DIE INTHRONISIERUNG SCHILOS ERSCHÜTTERT DIE NATIONEN
Als Nebukadnezar auf seinen Thron zurückkehrte, nahm Gott die Ausübung seiner universellen Herrschaft nicht wieder auf, sondern empfing von Nebukadnezar lediglich das Bekenntnis, daß Jehova der Höchste sei und Rechtsgewalt über das Königtum der Menschen ausübe. Die im Jahre 1914 eingesetzte Regierung sollte nicht von vorübergehender Dauer, auch nicht nur ein Bild oder Vorbild sein, sondern sie war vielmehr das echte Königtum in der Hand Schilos, in der Hand dessen, dem es gehört. Er ist der königliche Nachkomme Davids, der gemäß dem Bund, den Jehova mit David für ein ewiges Königtum geschlossen hatte, das Anrecht auf das Königtum hat. Seit 1914 hat Schilo gleich Nebukadnezar damals öffentlich zum Ausdruck bringen lassen, daß er Jehova als „König des Himmels“ anerkennt. Auf Erden jedoch setzten die heidnischen Mächte ihr tierisches Verhalten auf eine noch verderblichere Weise fort. — 1. Mose 49:10; Hes. 21:32.

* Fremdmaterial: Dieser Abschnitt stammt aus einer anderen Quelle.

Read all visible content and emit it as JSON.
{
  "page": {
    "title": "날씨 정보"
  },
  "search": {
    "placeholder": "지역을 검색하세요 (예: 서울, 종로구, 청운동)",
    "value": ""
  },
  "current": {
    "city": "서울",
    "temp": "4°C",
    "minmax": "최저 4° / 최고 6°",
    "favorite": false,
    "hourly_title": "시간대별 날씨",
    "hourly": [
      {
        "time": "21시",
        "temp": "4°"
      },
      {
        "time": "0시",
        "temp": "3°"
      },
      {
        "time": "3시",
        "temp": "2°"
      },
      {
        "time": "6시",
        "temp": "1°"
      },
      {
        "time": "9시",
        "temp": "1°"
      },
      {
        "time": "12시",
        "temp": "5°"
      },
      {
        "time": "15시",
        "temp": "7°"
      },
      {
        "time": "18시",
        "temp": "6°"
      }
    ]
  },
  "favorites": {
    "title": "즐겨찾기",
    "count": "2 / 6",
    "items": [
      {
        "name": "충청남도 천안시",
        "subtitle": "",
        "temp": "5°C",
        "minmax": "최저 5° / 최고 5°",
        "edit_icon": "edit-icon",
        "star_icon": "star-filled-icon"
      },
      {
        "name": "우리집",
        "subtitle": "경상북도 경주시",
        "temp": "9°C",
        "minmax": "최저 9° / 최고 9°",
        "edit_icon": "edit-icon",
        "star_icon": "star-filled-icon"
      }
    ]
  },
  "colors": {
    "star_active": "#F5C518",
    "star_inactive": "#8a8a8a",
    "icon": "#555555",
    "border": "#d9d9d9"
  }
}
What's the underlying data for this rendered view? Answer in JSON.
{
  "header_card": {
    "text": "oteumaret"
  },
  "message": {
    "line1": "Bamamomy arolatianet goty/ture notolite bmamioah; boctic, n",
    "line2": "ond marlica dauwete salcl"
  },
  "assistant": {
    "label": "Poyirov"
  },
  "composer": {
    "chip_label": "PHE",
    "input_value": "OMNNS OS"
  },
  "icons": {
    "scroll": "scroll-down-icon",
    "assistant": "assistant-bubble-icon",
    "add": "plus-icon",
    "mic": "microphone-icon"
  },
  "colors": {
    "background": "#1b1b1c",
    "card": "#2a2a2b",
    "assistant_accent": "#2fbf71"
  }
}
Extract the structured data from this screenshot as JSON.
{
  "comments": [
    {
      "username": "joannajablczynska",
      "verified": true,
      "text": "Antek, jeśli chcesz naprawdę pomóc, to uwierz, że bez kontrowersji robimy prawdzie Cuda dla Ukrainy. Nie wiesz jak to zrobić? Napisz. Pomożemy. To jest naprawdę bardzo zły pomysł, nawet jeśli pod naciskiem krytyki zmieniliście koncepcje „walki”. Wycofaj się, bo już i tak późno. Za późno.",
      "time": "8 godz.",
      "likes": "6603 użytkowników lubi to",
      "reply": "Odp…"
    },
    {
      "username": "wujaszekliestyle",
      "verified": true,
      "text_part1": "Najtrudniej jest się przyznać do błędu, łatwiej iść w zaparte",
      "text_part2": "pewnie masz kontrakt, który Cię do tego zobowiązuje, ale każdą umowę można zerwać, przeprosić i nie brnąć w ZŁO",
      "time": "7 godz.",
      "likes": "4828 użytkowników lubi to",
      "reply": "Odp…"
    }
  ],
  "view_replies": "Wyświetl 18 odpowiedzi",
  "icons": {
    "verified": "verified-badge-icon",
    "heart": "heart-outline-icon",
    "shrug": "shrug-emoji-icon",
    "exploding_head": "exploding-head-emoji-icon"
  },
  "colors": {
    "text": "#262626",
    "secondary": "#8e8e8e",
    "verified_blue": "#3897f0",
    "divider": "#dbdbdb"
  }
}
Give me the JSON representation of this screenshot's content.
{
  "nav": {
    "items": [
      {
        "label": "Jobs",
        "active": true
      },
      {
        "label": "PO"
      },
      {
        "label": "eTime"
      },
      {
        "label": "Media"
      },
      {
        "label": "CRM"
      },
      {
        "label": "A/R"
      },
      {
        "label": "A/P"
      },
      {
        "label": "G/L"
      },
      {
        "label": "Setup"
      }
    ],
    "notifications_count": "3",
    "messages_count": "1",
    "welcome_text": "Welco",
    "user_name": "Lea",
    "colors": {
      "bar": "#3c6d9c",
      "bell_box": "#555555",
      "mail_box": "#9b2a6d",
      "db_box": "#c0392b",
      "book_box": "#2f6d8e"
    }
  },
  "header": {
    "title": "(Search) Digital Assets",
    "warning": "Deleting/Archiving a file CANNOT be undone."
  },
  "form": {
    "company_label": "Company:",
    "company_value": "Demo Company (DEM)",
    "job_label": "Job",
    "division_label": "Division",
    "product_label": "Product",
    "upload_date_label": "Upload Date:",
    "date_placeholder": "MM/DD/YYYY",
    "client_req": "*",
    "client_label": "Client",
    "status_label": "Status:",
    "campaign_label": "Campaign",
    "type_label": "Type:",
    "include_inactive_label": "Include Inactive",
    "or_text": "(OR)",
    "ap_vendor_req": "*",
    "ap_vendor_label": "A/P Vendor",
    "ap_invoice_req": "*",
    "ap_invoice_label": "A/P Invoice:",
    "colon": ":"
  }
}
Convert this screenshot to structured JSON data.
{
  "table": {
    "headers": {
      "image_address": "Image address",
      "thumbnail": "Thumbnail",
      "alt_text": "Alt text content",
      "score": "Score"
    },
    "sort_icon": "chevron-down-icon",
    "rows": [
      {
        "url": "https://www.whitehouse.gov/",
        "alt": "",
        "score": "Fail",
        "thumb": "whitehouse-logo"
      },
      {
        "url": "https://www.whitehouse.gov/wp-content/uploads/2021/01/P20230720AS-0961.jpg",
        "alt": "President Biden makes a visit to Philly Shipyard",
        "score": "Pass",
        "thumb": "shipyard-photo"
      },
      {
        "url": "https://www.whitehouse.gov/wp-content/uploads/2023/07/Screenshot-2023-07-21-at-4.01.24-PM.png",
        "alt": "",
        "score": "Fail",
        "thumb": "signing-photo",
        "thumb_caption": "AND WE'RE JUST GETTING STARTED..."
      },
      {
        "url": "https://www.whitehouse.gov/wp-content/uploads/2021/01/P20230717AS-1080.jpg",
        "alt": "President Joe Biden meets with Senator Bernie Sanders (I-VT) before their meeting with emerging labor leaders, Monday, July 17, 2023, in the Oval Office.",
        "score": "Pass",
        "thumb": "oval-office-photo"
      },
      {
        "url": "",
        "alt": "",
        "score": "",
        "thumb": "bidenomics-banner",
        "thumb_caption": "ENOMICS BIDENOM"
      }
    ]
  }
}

Jehova hatte diesen Schilo, Jesus Christus, als er ihn vor 1900 Jahren auferweckte, eingeladen, im Himmel zu seiner Rechten zu sitzen, bis er alle seine Feinde zu seinem Fußschemel gemacht habe. Als der im Jahre 1914 Inthronisierte hat er die Weltherrschaft angetreten und herrscht jetzt inmitten seiner Feinde. (Ps. 110:1, 2) Die Feinde, die die Absicht haben, ihre politische Herrschaft aufrechtzuerhalten und versuchen, illegal an der Weltherrschaft festzuhalten, werden nicht kampflos aufgeben. Sie werden jedoch schrecklich erschüttert werden. Christus läßt heute weltweit die Botschaft verkündigen, daß Jehova Gott seine souveräne Herrschaft erneut ausübt und daß das Königreich aufgerichtet worden ist. Er fordert alle Menschen auf, das Königreich anzuerkennen, denn es ist bereits aus dem Berg — „nicht durch Hände“ — herausgelöst worden und bewegt sich auf das große Standbild der Regierungen dieser Welt zu, um es in Harmagedon zu zermalmen und zu verwüsten. Damit wird jede Einflußmöglichkeit heidnischer Herrschaft ausgeschaltet werden. Die Ausübung der Souveränität Gottes durch sein Königreich wird mit der Bestialität und der Bedrückung weltlicher Regierungen aufräumen und der Menschheit für immer eine gesunde Regierung verleihen, zusammen mit den Segnungen ewigen Lebens und Friedens. In den nächsten Ausgaben dieser Zeitschrift werden wir Prophezeiungen kennenlernen, die uns weiter davon überzeugen, daß Gott zu seiner Zeit in vollem Umfang über diese Erde herrschen wird.
[Fußnoten]
a Als Quelle siehe Wachtturm vom 1. März 1955, Seite 135.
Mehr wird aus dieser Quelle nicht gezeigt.